Obra de Antonio Gómez Margolles en la exposición “Las otras narraciones”. Foto: cortesía de Caridad Blanco.

Independent animation in Cuba: narratives, images and movement

Animation is one of the most powerful and fertile resources in the field of visual arts today, in a world increasingly marked by the big media, new technologies and the digital world.

The desire to perpetuate the passage of time through sequences of images has found dissimilar ways of coexisting with both scenarios: the real one and the one recreated from the environment, to the point that, with virtual reality and other novel inventions designed to animate images, we could be on the verge of erasing the limits between what is considered fiction and reality.

Once this artistic field is understood beyond the mere creation of children’s audiovisual products, once it is understood within the aesthetics of cinema in general, it becomes, for creators, an almost unlimited source of resources and ways channeling himself into the world of visual arts.

In the Cuban context, this resource has been limited fundamentally to the field of television and filmto a lesser extent in the latter case, also restricting the public’s perception of how diverse animation is, beyond cartoons or video clips, two of the fields where this method of creation has been used the most on the Island .

In the case of the visual arts, this technique has indeed found a more prone niche in the national context, which has increased with the arrival of the new century and the accelerated growth of technology, although precisely access to technological resources has been another burden, mainly for those who bet on creation without institutional protection.

Hence, independent animation has a long and almost unknown history in the national art scene, despite more than half a century of work that dissimilar professionals from various sectors of artistic creation already have, with a significant boom in the last 20 years.

This phenomenon or creative “boom”, if we could say so, is expressly studied in the text image flows. A decade of independent animation (2003-2013)by the curator and researcher White Charity, who takes the pulse of independent animated creation in Cuba in this period of time. But, beyond analyzing artistic creation in a given period, the author also seeks to reflect the origins of animation in the country, until reaching the moment she seeks to analyze, chosen from another major provocation, such as the exhibition the other narrationsin 2014.

This exhibition took place in 2014 at the “Wifredo Lam” Center as part of the VI Hall of Contemporary Cuban Artan event organized by the Center for the Development of Visual Arts to which the author belongs, where more than a hundred works associated with cinema, video, web artdesign, motion graphics, television, interactive installations, among other creative mechanisms that respond, in the words of Caridad Blanco herself, to the “audiovisualization” process of Cuban art.

Vital is the mentioned work of the author to understand That moment, permeated by the increasingly significant use of technologies. Both to create and to consume artistic products, we are seeing, through the work of Caridad Blanco, how creative experimentation in the field of animation becomes practically daily, which has allowed even people without academic training or with a more close to the world of art, shape their creative projects in this field.

The book has three chapters: “Preliminary”, a pretext to investigate the past of independent animation in Cuba, “The flows of the image”, which analyzes the exhibition that took place in the “Wifredo Lam” and finally a interview to the author, renowned curator and art critic, to delve into other questions about the whys and wherefores of the exhibition and the paths of animation as a resource for creators.

Visual arts exhibitions are ephemeral in time and, knowingly, Blanco sought to perpetuate such a significant moment in his work, not only for those who could not appreciate the exhibited works, but to be able to study a phenomenon that is well worth revisiting today, almost a decade of such an important exhibition.

Also conceived as a bilingual text, it also highlights the exquisite curatorship of photos that graphically accompany the book, based on screenshots or stills of the animated works, a challenge for Blanco who chose “with tweezers” each image of the other narrations to form another exhibition for the reader.

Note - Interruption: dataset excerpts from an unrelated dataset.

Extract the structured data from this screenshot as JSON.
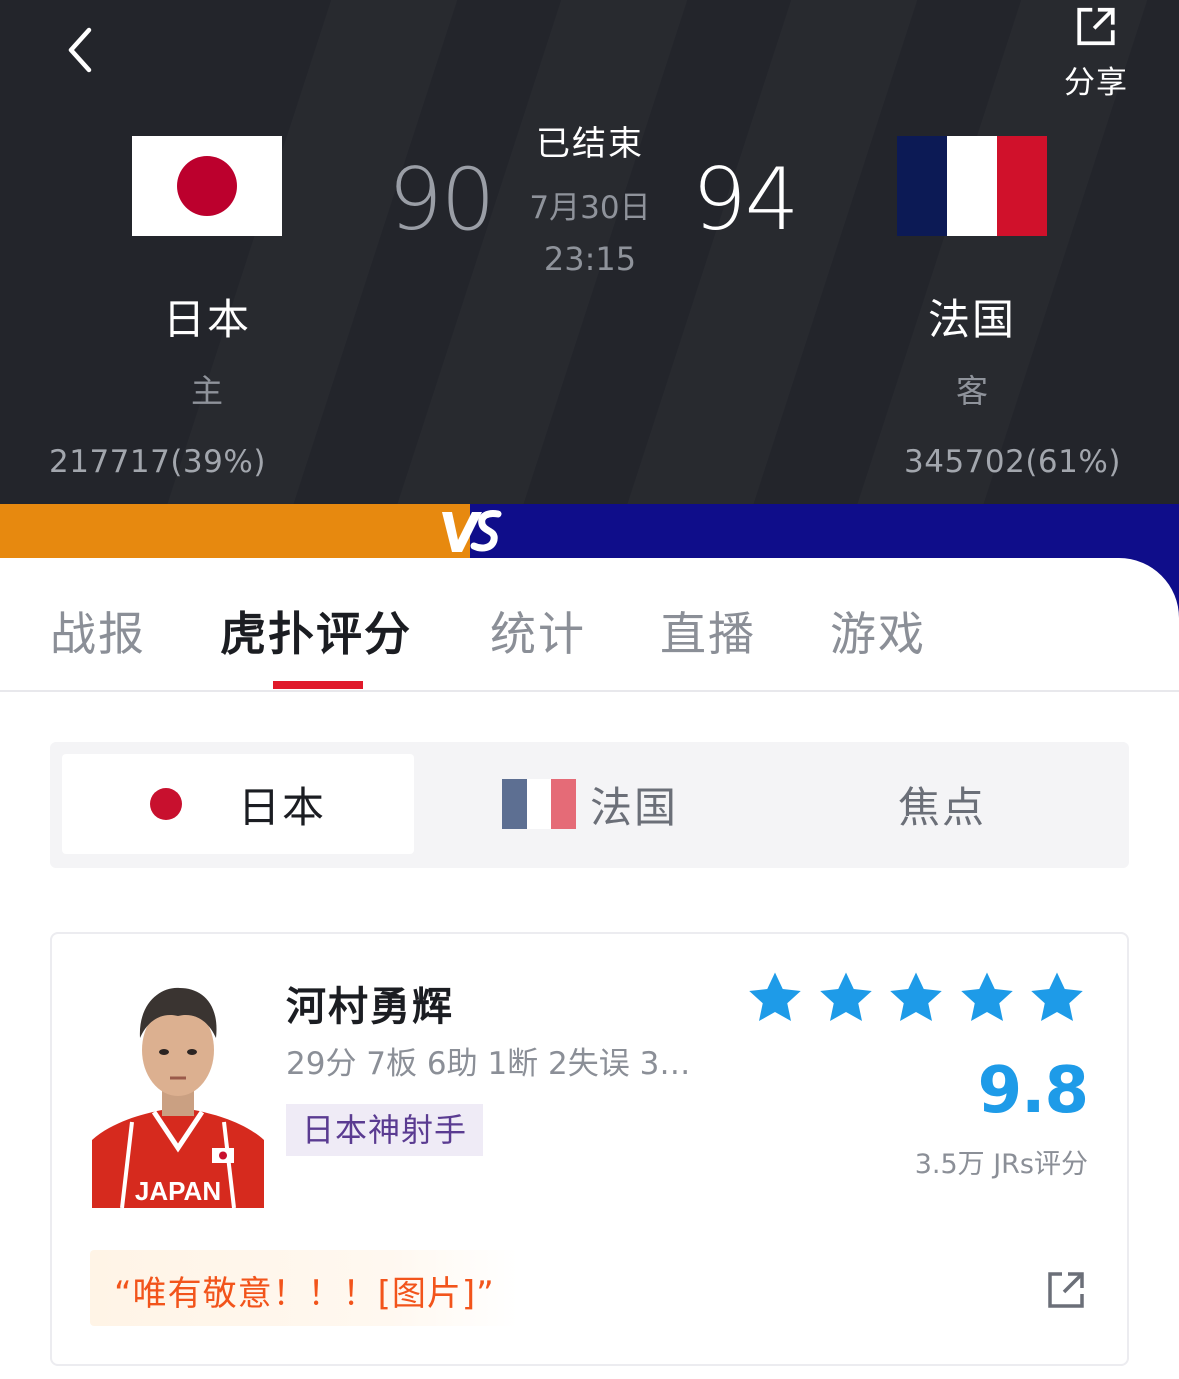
{
  "header": {
    "share_label": "分享",
    "status": "已结束",
    "date": "7月30日",
    "time": "23:15",
    "home": {
      "name": "日本",
      "role": "主",
      "score": "90",
      "votes": "217717(39%)",
      "flag": "japan-flag"
    },
    "away": {
      "name": "法国",
      "role": "客",
      "score": "94",
      "votes": "345702(61%)",
      "flag": "france-flag"
    },
    "vs_label": "VS",
    "colors": {
      "background": "#23252b",
      "home_band": "#e7890f",
      "away_band": "#0f0d8a"
    }
  },
  "tabs": [
    {
      "label": "战报",
      "active": false
    },
    {
      "label": "虎扑评分",
      "active": true
    },
    {
      "label": "统计",
      "active": false
    },
    {
      "label": "直播",
      "active": false
    },
    {
      "label": "游戏",
      "active": false
    }
  ],
  "team_switch": [
    {
      "label": "日本",
      "icon": "japan-flag-icon",
      "active": true
    },
    {
      "label": "法国",
      "icon": "france-flag-icon",
      "active": false
    },
    {
      "label": "焦点",
      "icon": "",
      "active": false
    }
  ],
  "player_card": {
    "name": "河村勇辉",
    "stats": "29分 7板 6助 1断 2失误 3…",
    "tag": "日本神射手",
    "stars": 5,
    "rating": "9.8",
    "rating_count": "3.5万 JRs评分",
    "comment": "“唯有敬意！！！[图片]”",
    "jersey_text": "JAPAN",
    "colors": {
      "star": "#1e9be8",
      "rating": "#1e9be8",
      "tag_text": "#5a3b91",
      "comment_text": "#f2541b"
    }
  }
}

From the Lázaro Saavedra and José A. Toirac National Plastic Arts Awards, to recognized names in audiovisual creation in the country such as Joseph Ros, Alfredo Ureta, Raupa, Edel Rodríguez (Mola), Nelson Ponce, Ivette AvilaMiguel Coyula, Ian Padrón, Yimit Ramírez, among many others, make up the extensive catalog of authors collected in the pages of image flows. A decade of independent animation (2003-2013)where artists more related to plastic arts, design and illustration also appear with their creations in the essential text to understand the path of animation in Cuba.

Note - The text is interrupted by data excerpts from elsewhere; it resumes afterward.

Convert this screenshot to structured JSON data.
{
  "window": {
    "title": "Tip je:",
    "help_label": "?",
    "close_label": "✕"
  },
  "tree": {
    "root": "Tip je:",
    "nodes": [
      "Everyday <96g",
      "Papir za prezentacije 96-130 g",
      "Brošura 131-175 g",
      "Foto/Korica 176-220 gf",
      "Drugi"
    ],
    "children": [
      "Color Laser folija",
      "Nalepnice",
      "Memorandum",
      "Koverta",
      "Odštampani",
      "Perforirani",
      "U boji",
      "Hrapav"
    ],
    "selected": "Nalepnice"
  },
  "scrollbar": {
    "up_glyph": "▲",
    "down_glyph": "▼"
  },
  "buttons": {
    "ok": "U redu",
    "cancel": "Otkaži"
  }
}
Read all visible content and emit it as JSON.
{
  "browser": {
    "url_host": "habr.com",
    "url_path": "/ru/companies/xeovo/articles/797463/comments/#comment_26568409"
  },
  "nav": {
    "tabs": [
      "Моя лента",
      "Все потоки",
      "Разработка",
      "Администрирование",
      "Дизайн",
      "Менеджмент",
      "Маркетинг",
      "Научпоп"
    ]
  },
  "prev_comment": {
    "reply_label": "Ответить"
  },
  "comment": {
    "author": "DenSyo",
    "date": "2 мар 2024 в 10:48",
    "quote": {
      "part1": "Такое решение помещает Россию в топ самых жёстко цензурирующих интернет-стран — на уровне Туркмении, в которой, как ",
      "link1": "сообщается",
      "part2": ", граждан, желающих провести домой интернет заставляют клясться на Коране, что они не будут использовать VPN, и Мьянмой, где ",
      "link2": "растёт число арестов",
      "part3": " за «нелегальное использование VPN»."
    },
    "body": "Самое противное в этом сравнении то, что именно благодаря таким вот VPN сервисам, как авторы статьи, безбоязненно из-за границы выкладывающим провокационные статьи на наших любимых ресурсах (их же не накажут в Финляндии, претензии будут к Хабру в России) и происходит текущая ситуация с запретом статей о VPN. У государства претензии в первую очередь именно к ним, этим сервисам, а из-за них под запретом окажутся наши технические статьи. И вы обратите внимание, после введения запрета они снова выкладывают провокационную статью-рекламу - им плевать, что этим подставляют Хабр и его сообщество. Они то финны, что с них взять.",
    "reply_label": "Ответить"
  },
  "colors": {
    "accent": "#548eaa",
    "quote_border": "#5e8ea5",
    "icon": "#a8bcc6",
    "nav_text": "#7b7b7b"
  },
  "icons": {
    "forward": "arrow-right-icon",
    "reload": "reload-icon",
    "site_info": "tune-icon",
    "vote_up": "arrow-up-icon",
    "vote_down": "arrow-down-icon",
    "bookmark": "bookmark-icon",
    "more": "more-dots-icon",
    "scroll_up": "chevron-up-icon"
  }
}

Today it is essential to revisit this text, almost 10 years after the exhibition that largely motivated it, since technological advances and the increasingly frequent use of animation in the country would be worth another analysis as exhaustive and precise as the essay written by Caridad Blanco, a tireless student of contemporary Cuban art. Animation, as a fundamental expressive resource in the work of Cuban artists in the current century, is undoubtedly a creative aspect that will give much more to write and investigate in the near future.